Mr. Krueger, if confirmed by the Senate, will find Republicans even more of a force to be reckoned with against the sorts of ideas he is associated with, including a higher minimum wage. Republicans took control of the House since he left Washington, and party leaders say they will oppose further stimulus measures. Their focus is on cutting spending, despite widespread calls from economists, including the Federal Reserve chairman, Ben S. Bernanke, for a more expansive fiscal policy in a period of weak economic growth and stubbornly high unemployment.

Mr. Obama, in a speech planned for next week, is expected to call for both temporary tax cuts and spending measures to spur hiring in the short term, and long-term steps to reduce spending and raise revenues once the economy fully recovers. But in nominating Mr. Krueger, with his expertise in policies that affect job creation, Mr. Obama passed over some economists better known for deficit reduction policies, including Alan J. Auerbach of the University of California, Berkeley.

The choice of Mr. Krueger reflects Mr. Obama’s policy preferences to strike a balance between job creation and deficit reduction after months in which Congressional Republicans successfully forced action only on spending cuts. Mr. Krueger, who first joined the administration amid the recession, helped design other early stimulus proposals, including the “cash for clunkers” rebate for new car purchasers, the Build America Bonds program to finance infrastructure projects and a credit fund for small businesses.

“As one of this country’s leading economists, Alan has been a key voice on a vast array of economic issues for more than two decades,” Mr. Obama said. “Alan understands the difficult challenges our country faces, and I have confidence that he will help us meet those challenges as one of the leaders on my economic team.”

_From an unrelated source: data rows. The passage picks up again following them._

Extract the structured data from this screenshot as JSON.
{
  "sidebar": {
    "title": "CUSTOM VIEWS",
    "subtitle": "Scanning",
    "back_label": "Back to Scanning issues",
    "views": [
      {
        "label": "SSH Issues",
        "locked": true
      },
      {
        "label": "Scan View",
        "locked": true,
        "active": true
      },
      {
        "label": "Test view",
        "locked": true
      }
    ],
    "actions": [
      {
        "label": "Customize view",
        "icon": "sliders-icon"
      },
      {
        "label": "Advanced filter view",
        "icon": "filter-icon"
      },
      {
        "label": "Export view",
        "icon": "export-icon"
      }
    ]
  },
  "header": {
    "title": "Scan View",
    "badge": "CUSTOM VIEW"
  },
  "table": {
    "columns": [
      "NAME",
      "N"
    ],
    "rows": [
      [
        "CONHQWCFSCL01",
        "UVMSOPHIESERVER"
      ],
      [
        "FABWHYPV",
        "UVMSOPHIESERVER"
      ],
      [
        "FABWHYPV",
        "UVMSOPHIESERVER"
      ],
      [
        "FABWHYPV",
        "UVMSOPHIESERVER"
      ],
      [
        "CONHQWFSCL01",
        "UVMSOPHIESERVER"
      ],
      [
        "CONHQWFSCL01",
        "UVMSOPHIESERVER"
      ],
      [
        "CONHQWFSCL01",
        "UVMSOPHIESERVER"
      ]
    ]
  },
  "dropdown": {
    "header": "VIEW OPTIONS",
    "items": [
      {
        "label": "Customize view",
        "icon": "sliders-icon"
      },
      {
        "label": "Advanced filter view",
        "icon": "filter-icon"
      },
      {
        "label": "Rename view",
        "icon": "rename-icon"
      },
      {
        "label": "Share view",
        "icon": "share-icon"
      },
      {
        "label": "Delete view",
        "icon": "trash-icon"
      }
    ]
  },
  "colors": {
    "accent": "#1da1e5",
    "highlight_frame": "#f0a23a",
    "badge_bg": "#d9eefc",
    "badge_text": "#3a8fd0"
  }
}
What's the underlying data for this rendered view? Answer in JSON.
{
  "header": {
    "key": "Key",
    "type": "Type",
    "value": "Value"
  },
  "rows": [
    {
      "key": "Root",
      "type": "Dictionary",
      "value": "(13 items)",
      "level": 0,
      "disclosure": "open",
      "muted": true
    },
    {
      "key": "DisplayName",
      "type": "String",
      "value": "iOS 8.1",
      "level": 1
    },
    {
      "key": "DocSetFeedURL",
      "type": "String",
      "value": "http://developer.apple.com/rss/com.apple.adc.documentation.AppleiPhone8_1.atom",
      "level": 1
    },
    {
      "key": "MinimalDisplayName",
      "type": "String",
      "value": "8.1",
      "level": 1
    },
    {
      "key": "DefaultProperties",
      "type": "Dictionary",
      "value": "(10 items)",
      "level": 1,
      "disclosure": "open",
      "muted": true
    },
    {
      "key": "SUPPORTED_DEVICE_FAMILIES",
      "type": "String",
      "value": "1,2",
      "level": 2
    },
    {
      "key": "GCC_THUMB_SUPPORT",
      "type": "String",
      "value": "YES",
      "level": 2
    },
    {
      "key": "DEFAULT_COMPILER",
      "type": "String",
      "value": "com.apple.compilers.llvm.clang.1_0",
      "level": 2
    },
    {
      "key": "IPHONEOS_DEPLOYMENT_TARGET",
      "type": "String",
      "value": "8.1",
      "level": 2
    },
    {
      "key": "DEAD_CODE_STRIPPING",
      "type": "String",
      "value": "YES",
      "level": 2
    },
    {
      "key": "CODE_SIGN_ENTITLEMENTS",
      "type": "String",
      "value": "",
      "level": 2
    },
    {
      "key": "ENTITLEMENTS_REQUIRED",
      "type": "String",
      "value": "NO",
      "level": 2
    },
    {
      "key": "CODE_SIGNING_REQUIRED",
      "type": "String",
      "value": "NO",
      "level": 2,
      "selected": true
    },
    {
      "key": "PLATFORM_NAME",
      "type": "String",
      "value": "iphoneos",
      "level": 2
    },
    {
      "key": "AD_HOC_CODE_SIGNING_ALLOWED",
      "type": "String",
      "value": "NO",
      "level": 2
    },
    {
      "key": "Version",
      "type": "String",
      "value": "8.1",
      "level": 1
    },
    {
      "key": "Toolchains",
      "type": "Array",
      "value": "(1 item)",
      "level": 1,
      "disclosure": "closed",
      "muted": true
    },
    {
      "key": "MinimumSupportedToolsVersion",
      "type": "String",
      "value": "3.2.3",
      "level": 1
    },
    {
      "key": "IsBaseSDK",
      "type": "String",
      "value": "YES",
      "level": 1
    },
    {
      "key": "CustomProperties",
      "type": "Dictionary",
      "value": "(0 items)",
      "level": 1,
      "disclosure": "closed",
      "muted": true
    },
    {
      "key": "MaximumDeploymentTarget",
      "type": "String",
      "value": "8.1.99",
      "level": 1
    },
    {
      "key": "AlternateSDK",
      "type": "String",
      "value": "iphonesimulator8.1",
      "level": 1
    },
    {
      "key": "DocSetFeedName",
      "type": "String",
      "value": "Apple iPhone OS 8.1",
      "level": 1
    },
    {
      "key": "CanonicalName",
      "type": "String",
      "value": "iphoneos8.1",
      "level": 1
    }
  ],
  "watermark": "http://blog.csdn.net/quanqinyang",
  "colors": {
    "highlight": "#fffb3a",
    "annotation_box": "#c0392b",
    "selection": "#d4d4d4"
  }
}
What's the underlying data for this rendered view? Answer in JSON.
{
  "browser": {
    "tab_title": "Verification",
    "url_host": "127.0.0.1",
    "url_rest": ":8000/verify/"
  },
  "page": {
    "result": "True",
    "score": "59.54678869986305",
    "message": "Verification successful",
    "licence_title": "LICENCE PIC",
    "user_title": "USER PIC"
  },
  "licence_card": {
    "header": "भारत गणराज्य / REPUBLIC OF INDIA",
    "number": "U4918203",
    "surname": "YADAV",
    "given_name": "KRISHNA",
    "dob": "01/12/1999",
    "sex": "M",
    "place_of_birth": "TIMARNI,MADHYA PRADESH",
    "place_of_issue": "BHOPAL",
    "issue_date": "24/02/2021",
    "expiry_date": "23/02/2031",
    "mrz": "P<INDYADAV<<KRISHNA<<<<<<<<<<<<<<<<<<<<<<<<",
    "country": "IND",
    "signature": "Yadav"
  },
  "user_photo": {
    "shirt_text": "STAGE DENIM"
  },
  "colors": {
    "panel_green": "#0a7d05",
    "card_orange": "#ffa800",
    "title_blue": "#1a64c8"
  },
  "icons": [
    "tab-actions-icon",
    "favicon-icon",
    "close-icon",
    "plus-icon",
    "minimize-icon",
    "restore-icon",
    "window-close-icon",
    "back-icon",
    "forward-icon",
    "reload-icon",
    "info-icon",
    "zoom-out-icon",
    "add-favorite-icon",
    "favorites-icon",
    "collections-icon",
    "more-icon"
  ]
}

The ability to win confirmation in the Senate was a certain consideration; Mr. Krueger was successfully confirmed for his prior Treasury post. But the chairmanship of the Council of Economic Advisers is a higher position, and Republicans have become more aggressive about blocking nominees to demonstrate their opposition to White House policies generally. Mr. Obama’s pick for Commerce secretary, John Bryson, remains in limbo three months after his nomination.

If confirmed, Mr. Krueger, who turns 51 next month, would replace the longtime Obama adviser Austan Goolsbee, who returned to the University of Chicago for the academic year. Mr. Krueger “is going to be able to hit the ground running immediately,” Mr. Goolsbee said. “And B, he’s a world-class, respected researcher on job-market policies, job creation and things of that nature. So in that sense he’s a perfect match to the moment.”

Mr. Krueger would be the second former adviser to Treasury Secretary Timothy F. Geithner to take one of the four positions at the core of Mr. Obama’s economic circle; the other is Gene Sperling, a former Treasury counselor who replaced Lawrence H. Summers as director of the White House National Economic Council. With Mr. Krueger and Mr. Sperling, Mr. Geithner has two former subordinates on the White House economic team furthering his influence as the sole remaining member of Mr. Obama’s original economic team.